Adventure in programming languages and simple statistics
This is a story about how I found myself trying programming languages.
I’ve been running an OLTP type database test (DBT-2, if you’ve heard of it), and noticed the post-processing reporting scripts for analyzing the database test results were running longer than I thought they would. I was running tests on 16 systems at the same time and one particular script was taking just over 60 seconds to run per system. Although I was running the tests simultaneously, I was processing the data from each system sequentially so that processing time added up. While the lack of parallelism is another aspect that could be improved, that got me thinking about whether the script itself could be improved or if this is going to be the norm for analyzing a 13 million row CSV file that is about 500 MB in size. Here is a sample of the data:
1572490811,d,C,0.009459,140665731475200
1572491011,START,,,
1572490813,n,C,0.004410,140677646186240
1572491601,TERMINATED,,,-99952896
The post-processing script is currently written in R. It’s less than 50 lines of code where half of that is processing the data and the other half is displaying it. The processing is basically identifying phases of the test (ramping up the test, test execution, etc.), aggregating counts of successful and failed transactions, and calculating the mean and quantile of the response times per transaction type. At the time, I thought it would be fun to learn how to do basic statistics with a language like R.

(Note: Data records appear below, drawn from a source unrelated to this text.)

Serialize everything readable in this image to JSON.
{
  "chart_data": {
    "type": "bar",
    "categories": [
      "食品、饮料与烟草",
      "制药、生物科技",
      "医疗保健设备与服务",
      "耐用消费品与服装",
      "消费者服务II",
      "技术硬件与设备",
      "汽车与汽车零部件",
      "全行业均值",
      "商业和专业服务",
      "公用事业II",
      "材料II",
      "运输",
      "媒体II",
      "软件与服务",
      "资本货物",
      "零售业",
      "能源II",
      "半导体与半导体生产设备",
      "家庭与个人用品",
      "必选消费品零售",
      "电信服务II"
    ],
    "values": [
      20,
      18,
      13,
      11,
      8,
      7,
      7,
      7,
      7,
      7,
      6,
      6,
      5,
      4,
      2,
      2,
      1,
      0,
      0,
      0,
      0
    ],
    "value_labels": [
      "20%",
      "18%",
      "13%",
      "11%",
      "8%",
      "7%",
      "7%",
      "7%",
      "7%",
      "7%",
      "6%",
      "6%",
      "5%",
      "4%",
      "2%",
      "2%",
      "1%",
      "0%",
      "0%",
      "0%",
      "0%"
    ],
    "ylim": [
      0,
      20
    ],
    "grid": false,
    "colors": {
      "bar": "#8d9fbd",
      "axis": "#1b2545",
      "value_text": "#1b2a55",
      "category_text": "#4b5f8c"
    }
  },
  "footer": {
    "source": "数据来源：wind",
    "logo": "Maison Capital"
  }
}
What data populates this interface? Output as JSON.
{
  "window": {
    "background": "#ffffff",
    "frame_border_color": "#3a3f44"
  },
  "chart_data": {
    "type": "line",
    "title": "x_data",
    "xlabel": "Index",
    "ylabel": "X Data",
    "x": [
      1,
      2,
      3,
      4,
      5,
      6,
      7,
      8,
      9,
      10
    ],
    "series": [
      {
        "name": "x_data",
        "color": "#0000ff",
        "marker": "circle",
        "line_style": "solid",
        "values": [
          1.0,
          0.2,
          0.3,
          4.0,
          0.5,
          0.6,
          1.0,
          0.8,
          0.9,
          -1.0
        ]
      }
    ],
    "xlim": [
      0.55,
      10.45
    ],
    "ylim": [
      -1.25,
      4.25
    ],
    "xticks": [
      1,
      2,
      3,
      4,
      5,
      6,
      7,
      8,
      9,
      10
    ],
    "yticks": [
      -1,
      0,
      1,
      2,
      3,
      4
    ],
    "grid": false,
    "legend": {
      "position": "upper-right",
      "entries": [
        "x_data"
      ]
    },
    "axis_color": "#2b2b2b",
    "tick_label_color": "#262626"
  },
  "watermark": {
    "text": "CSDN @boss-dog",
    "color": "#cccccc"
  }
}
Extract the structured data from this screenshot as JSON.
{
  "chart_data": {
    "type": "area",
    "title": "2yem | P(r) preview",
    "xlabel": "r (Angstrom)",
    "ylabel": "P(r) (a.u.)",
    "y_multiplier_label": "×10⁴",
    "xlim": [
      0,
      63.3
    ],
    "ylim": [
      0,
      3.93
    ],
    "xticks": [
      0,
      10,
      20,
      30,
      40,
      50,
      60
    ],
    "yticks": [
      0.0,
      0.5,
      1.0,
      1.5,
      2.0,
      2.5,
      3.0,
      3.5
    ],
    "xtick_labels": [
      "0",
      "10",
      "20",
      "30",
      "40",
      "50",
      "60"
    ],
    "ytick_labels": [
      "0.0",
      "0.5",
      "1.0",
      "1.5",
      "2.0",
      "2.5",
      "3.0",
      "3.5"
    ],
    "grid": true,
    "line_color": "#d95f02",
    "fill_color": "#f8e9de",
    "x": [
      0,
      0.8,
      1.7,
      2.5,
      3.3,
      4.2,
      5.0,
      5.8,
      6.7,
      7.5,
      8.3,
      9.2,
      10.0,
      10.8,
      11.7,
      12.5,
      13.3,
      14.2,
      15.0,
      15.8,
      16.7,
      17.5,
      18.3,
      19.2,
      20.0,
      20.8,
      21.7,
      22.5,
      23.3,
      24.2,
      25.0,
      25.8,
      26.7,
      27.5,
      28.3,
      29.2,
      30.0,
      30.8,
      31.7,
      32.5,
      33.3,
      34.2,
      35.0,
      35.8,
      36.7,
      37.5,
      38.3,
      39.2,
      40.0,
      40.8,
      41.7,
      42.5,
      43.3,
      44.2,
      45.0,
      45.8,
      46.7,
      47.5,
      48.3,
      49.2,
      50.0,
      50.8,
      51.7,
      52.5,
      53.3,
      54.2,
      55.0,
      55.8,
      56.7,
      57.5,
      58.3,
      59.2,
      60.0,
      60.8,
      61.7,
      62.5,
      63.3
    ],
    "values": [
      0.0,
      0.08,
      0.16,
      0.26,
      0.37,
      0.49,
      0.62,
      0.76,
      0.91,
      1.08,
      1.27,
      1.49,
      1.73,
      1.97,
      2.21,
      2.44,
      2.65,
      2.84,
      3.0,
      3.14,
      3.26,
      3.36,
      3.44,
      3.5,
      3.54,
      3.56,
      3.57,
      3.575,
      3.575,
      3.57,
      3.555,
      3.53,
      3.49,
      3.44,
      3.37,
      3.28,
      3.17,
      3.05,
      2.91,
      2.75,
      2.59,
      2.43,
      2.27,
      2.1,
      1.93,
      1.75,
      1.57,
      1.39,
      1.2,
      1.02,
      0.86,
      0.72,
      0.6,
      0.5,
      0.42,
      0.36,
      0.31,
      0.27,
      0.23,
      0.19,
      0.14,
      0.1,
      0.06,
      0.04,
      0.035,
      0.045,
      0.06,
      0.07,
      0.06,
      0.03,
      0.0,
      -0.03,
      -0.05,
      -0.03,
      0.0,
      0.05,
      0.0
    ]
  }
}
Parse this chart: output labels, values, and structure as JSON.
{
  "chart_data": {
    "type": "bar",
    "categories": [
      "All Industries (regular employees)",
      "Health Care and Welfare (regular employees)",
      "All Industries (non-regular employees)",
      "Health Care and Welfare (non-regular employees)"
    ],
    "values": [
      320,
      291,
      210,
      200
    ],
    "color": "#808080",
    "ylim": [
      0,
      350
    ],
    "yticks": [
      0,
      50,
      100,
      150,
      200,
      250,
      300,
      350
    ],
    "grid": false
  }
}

Previously the script was written in Python, but not taking advantage of any advanced data types. The Python script reads the data file line by line and counts transactions as it is reading the file. I dusted off the old script from the repository and found that it took about 25 seconds to process the same file.
That got me to thinking… Do I really need data frames to do this? The Python script has about 3 times as many lines of code that I attribute to being the difference between using data frames and not, as opposed to using Python vs R. 150 lines of code doesn’t like a lot, right? Should I have kept using the Python version of the script? Maybe I should try Pandas?
Ultimately, I didn’t try to answer any of those questions.
Recently Julia caught my eye because I saw something that mentioned how Julia has joined the “Petaflop Club”, which includes C, C++, and Fortran. For the moment I became more interested in seeing what Julia is like before revisiting Python or R.
After building a similar script to R using data frames, and another script similar in idea to the previous Python script, it turns out that using data frames in Julia took about 45 seconds while not using data frames ran in about 20 seconds.
After all of that, I think I created more questions than provided answers. Is reducing code size worth the difference in execution time? How does Pandas compare? Should I try R without data frames? Perhaps I need some help using each of those programming languages better to perform those simple statistics more efficiently? Maybe I should try more programming language?
Hi, did you try to load it in a database and run the analysis / report with simple SQL? I expect it to be faster.
I was thinking along these lines also. Some testing:
create table mix_log(fld_1 varchar, fld_2 varchar, fld_3 varchar, fld_4 varchar, fld_5 varchar);
test=# copy mix_log from ‘/home/postgres/mix.log’ WITH (format ‘csv’);
COPY 13118220
Time: 28580.395 ms (00:28.580)
test=# select sum(fld_4::numeric) from mix_log where fld_2 in(‘d’, ‘n’, ‘o’, ‘p’, ‘s’) group by fld_2;
sum
—————-
105826.353223
1030528.609145
78114.213360
909217.899358
80922.426374
(5 rows)
Time: 1984.299 ms (00:01.984)
So loading the data is the choke point. If that could be done as part of the original test instead of writing to a CSV file then it might pencil out.
Like:)
I would probably start by doing a “time wc -l mix.log” (if on a *nix system) and use that as a lower bound on the processing time on that system. It might be faster processing a compressed file (if you are io-bound).
Hi Mark,
Thanks for posting; this was a fun read.
I’ve been curious about the balance between analytic data processing within databases or frameworks compared to ad-hoc processing.
I’ve been learning the Rust programming language for these kinds of tasks. I’m wondering how it would compare. I know of 2 libraries in Rust that could make it quite easy to implement:
https://docs.rs/csv/1.1.1/csv/tutorial/index.html – CSV processing library with exemplary tutorials and documentation.
https://bheisler.github.io/criterion.rs/book/criterion_rs.html – a “statistics-driven” benchmarking library.
I’m with you. More questions than time to answer!
I am absolutely sure that in general, the sie of the coded does not correlate with the execution time!